L’articolo 27 stabilisce la natura rieducativa della pena detentiva. Il reinserimento dei detenuti, però, è una procedura molto complessa, che ha bisogno di un intervento multidimensionale. Sonia Specchia, segretaria generale della Cassa delle Ammende, sottolinea come la popolazione carceraria sia variegata: ci sono persone sieropositive, tossicodipendenti, con disabilità o con disagi psichici. Si tratta di problematiche che richiedono una risposta personalizzata, esattamente come quella fornita, ad esempio, dagli insegnanti di sostegno nelle scuole: “Il dentro è una proiezione del fuori e riflette ciò che viviamo nella realtà quotidiana — afferma Specchia — È fondamentale intervenire sul potenziamento della capacità istituzionale”.
È fondamentale anche lavorare all’interno delle strutture per assicurare ai detenuti la possibilità di formarsi e di lavorare in funzione di una vita futura, al di fuori del carcere. “La biblioteca – prosegue Specchia – non serve solo a trascorrere il tempo all’interno dell’istituto penitenziario o ad assicurare alle persone un momento di evasione.
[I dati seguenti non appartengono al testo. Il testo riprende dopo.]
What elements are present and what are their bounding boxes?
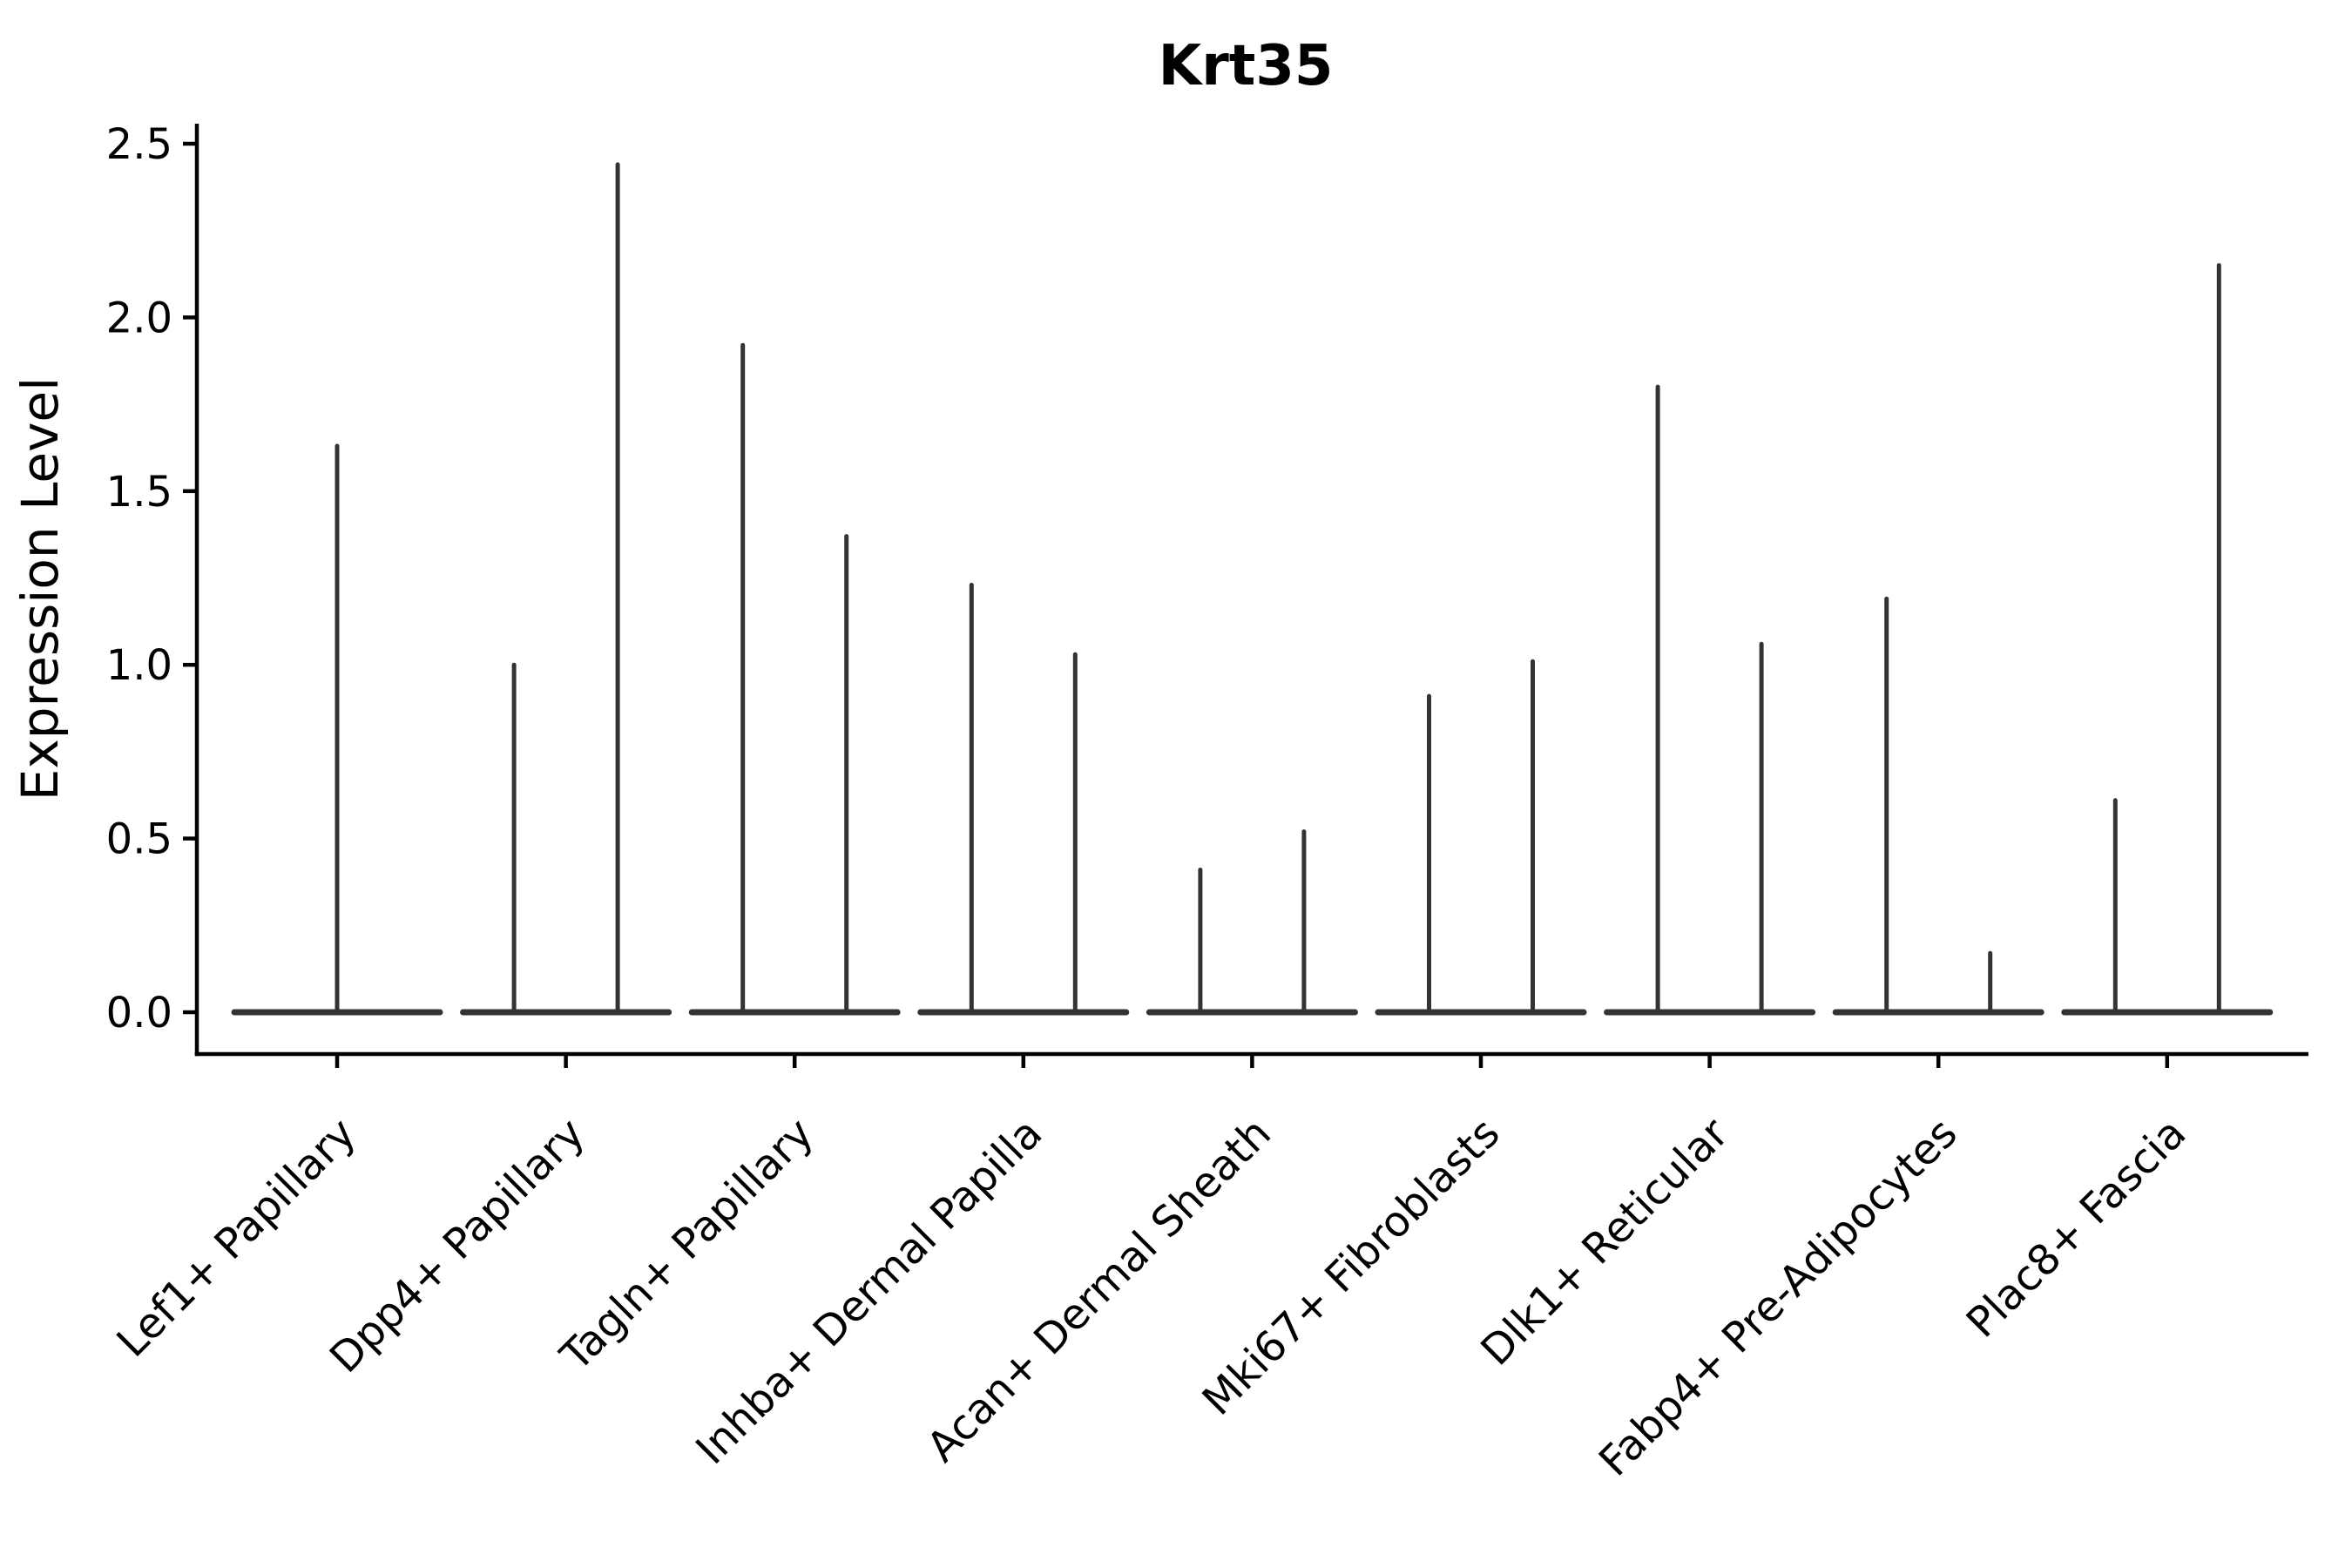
x-tick-label: Lef1+ Papillary bbox=[108, 1109, 366, 1367]
violin-category bbox=[460, 162, 672, 1016]
y-axis-label: Expression Level bbox=[10, 377, 70, 801]
y-tick-label: 2.0 bbox=[106, 294, 172, 342]
y-tick-label: 2.5 bbox=[106, 120, 172, 169]
violin-category bbox=[1146, 829, 1358, 1016]
x-tick-label: Tagln+ Papillary bbox=[551, 1109, 822, 1381]
violin-category bbox=[1604, 384, 1816, 1016]
violins-group bbox=[231, 162, 2274, 1016]
x-tick-label: Dlk1+ Reticular bbox=[1471, 1109, 1738, 1375]
y-tick-label: 0.0 bbox=[106, 989, 172, 1037]
y-tick-label: 1.0 bbox=[106, 641, 172, 690]
y-tick-label: 0.5 bbox=[106, 815, 172, 864]
y-tick-label: 1.5 bbox=[106, 468, 172, 517]
violin-category bbox=[688, 342, 901, 1016]
violin-category bbox=[917, 582, 1130, 1016]
x-tick-label: Plac8+ Fascia bbox=[1957, 1109, 2196, 1348]
chart-title: Krt35 bbox=[1159, 34, 1334, 98]
violin-category bbox=[1375, 659, 1587, 1016]
x-tick-label: Dpp4+ Papillary bbox=[321, 1109, 594, 1382]
violin-category bbox=[1832, 596, 2044, 1016]
violin-category bbox=[231, 443, 443, 1016]
violin-category bbox=[2061, 263, 2274, 1016]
Per i detenuti, dovrebbe diventare un’opportunità di apprendimento sia da un punto di vista scolastico e universitario, sia professionale, per consentire loro di avere uno sguardo volto al futuro”.
La popolazione carceraria è costituita da 56 mila persone. Gli studenti universitari detenuti sono circa 1450, ovvero il 2,6% del totale. Franco Prina, coordinatore nazionale della Conferenza nazionale università poli penitenziari (Cnupp), sottolinea però che i detenuti ad avere un diploma o una laurea — e a poter accedere all’università — sono solo 8mila. Di conseguenza, il numero di studenti detenuti diventa un dato importante, che acquista un valore maggiore se si considera che 600 soggetti si trovano in strutture di media sicurezza, 537 in istituti ad alta sicurezza, 39 al 41bis e 5 in istituti penali minorili. Le iscrizioni riguardano ben 417 corsi di laurea, e due detenuti stanno conseguendo un dottorato.
“Studiare significa dare un senso al tempo. Significa poter pensare, riflettere, crescere, acquisire strumenti per affrontare il mondo sia fuori, sia dentro carcere, come nel caso degli ergastolani ostativi. Vuol dire guardare diversamente il mondo e rappresentarsi agli occhi degli altri come qualcosa di diverso, e non solo come un detenuto”, spiega Prina.